Kudrin Takes Aim at Saturn Management

The management of Saturn, the provider of jet engines for the Superjet 100 civil airline venture, is ineffective, and the government will take measures to change the composition of the firm's shareholders, Finance Minister Alexei Kudrin said Friday, Interfax reported.

He added that the management had not bothered to certify the aircraft according to international standards, even though 70 percent of the aircraft are to be sold abroad.

Speaking at a State Duma session, in which it passed the 2008-2009 budget in a third and final reading, Kudrin assured lawmakers that the government was not worried that slowing global demand might push oil prices as low as $40 a barrel, saying social payments to teachers, doctors and pensioners would be made on time.

"We aren't afraid of oil at $50 a barrel or at $40 a barrel," he said. "This is not 1998."

The country was pushed to the edge of bankruptcy in 1998 when the oil price dropped to $10 a barrel and the government defaulted on $40 billion of debt.

The price of Urals crude fell to $59.90 per barrel Friday after peaking at $142.50 in July, according to Bloomberg data.

"But the scale of the crisis not only refuses to diminish; it is increasing, which means the risks for Russia are increasing.
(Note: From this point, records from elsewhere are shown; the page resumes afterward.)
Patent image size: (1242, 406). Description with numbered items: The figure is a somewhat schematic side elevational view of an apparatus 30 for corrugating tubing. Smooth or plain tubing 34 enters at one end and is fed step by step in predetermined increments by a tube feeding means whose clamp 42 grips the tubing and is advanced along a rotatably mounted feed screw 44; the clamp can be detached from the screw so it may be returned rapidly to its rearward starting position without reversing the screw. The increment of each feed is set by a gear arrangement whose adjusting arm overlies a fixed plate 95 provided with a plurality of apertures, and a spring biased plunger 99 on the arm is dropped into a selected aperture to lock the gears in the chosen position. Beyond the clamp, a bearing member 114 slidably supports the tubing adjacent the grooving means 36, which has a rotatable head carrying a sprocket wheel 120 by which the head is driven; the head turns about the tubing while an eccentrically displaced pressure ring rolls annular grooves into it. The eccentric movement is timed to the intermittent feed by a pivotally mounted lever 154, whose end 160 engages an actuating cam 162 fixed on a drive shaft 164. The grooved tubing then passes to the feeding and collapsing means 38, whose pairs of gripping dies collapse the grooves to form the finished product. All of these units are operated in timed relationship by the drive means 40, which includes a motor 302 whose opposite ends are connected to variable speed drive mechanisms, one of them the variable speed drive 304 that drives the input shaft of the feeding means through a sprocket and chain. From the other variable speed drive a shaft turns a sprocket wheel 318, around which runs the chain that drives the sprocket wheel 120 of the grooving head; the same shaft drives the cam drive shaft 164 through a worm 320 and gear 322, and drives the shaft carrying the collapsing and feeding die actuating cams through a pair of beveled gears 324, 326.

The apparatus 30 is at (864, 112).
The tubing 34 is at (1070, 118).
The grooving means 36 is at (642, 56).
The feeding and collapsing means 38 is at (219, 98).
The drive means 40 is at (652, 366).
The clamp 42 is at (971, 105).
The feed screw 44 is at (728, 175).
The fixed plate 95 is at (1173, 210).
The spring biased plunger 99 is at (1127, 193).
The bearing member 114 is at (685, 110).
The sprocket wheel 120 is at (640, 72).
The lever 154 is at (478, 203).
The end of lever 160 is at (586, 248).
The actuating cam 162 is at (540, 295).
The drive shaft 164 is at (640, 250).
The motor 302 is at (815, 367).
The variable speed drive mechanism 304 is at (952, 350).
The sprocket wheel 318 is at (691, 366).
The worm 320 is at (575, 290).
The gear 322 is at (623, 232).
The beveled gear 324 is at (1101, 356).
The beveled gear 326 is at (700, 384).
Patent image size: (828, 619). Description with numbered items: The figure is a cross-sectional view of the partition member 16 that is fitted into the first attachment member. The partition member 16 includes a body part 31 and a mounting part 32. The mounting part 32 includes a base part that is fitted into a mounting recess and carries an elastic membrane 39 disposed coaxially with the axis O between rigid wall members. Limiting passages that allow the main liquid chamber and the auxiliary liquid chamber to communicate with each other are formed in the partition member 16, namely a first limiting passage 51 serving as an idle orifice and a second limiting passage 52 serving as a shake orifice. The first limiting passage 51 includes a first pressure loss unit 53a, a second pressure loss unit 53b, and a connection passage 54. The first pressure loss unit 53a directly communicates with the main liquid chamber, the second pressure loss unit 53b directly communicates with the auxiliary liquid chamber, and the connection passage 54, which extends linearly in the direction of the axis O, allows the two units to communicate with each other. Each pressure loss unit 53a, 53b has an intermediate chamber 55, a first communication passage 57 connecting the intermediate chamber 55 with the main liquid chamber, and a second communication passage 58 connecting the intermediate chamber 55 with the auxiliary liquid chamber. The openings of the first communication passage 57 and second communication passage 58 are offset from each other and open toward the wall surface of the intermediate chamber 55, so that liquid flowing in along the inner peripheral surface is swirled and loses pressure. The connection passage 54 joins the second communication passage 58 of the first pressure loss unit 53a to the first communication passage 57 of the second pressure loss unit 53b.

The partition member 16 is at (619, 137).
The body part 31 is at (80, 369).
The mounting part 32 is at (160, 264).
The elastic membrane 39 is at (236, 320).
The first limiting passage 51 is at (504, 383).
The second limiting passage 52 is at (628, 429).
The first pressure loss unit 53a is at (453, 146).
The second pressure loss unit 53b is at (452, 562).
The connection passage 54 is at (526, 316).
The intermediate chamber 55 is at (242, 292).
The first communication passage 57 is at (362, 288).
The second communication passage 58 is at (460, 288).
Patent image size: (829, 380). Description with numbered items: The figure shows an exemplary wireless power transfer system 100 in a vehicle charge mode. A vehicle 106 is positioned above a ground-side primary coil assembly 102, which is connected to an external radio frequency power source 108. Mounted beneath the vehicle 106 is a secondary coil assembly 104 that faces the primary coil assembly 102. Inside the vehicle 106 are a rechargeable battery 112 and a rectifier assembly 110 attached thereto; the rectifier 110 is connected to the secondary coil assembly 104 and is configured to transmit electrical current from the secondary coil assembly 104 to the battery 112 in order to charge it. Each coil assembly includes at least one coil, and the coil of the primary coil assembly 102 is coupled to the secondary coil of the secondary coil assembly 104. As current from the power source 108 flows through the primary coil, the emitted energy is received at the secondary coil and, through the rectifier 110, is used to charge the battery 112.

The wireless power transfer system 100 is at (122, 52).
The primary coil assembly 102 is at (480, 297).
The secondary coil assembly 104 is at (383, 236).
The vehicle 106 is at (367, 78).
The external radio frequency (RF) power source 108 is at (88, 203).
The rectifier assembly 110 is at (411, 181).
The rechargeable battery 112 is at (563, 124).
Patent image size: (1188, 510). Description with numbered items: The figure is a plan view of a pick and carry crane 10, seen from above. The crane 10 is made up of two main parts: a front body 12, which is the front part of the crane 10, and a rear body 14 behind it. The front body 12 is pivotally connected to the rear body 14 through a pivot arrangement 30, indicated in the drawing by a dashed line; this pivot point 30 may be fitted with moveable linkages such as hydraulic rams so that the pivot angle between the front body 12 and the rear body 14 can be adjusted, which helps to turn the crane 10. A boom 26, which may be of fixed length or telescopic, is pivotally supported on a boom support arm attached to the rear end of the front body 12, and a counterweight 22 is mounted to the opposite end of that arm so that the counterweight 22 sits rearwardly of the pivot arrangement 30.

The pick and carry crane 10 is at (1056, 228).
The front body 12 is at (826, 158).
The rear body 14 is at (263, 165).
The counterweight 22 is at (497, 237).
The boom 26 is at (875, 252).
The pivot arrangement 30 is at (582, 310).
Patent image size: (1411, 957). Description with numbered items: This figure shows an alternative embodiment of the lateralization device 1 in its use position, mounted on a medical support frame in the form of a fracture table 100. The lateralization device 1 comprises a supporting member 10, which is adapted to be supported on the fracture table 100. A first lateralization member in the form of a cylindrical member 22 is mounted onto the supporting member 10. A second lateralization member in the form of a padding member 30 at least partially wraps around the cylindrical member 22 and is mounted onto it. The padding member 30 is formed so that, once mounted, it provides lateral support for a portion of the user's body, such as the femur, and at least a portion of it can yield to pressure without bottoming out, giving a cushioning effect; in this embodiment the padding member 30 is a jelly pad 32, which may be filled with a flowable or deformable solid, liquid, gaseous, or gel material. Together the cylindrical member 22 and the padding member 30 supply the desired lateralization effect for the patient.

That wasn't predicted either by global financial analysts or by us," he said, Interfax reported.

The country's banks, however, are continuing to lend money to domestic companies with outstanding loans growing from 1 percent to 2 percent per month, even during the credit squeeze on global markets, he said.

"Russia currently has 17 trillion rubles [$630 billion] in outstanding loans," he said.

"I stress it's not declining, but continuing to grow."